Gino_Starace_-_L'Affaire_Lerouge_(Émile_Gaboriau)

Ceux et celles qui lisent régulièrement mes critiques littéraires (je ne sais pas s’il y en a) savent à quel point je ne jure que par le genre policier et que je suis passionné par la littérature populaire de jadis et par les personnages récurrents.

Du coup, les mêmes personnes doivent être persuadées qu’en tout premier lieu, j’ai dévoré toute l’œuvre d’Émile Gaboriau et, en priorité, les enquêtes de son fameux Monsieur Lecoq.

Que nenni ! Si, effectivement, je connaissais l’auteur et savais tout ce que la littérature policière lui doit, lui, le créateur du roman policier ayant inspiré les plus grands depuis Conan Doyle à Georges Simenon, je n’avais, jusqu’ici, uniquement lu « Le petit vieux des Batignolles » une nouvelle parue après la mort de son auteur.

Si j’avais adoré cette lecture, je n’avais pourtant pas remis le couvert avec un autre titre de l’écrivain devant la tâche immense qu’est celle de découvrir un maximum d’auteurs français de récits policiers.

Mais, l’erreur est désormais réparée puisque je viens de déguster « L’Affaire Lerouge », le premier roman policier de l’auteur, paru en 1866, après avoir été publié une première fois en feuilleton dans des journaux.

C’est le premier récit dans lequel apparaît Lecoq, de façon très brève puisque le personnage principal est plutôt son mentor, le Père Tabaret alias Tirauclair.

Lecoq, dans l’Affaire Lerouge, ne servira qu’à introduire dans l’enquête le Père Tabaret en vantant ses qualités d’analyse et de déduction.

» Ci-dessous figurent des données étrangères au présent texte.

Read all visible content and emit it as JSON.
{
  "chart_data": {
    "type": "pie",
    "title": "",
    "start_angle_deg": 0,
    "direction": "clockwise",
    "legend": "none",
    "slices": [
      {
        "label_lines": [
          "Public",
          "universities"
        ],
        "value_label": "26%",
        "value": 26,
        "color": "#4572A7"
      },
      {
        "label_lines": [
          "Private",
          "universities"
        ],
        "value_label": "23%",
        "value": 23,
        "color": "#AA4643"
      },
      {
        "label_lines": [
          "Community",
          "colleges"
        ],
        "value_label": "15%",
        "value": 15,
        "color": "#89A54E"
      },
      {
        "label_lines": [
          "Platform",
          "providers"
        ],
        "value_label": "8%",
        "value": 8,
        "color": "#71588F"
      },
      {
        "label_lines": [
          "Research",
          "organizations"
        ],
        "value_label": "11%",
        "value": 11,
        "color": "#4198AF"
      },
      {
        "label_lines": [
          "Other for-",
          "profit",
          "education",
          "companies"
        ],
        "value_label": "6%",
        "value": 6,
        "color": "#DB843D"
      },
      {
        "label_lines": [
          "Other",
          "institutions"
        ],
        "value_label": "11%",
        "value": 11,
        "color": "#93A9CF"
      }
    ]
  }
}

Il est bon de noter que le crime de l’Affaire Lerouge et le père Tabaret semblent avoir été inspirés à l’auteur par un véritable crime sur lequel il fit un reportage pour le journal qui, le premier, publiera son feuilleton par la suite :

L’Affaire Lerouge :

Une femme d’une cinquantaine d’années, la veuve Lerouge, est retrouvée sauvagement assassinée dans sa maison. Tous les indices conduisent à un jeune homme de bonne famille : les preuves matérielles sont accablantes.
L’assassin paraît tout désigné et l’affaire bouclée, quand le doute s’immisce dans l’esprit de l’un des enquêteurs, le père Tabaret.
Certains faits le poussent à envisager le meurtre sous un autre angle, et ses découvertes réserveront bien des surprises aux lecteurs.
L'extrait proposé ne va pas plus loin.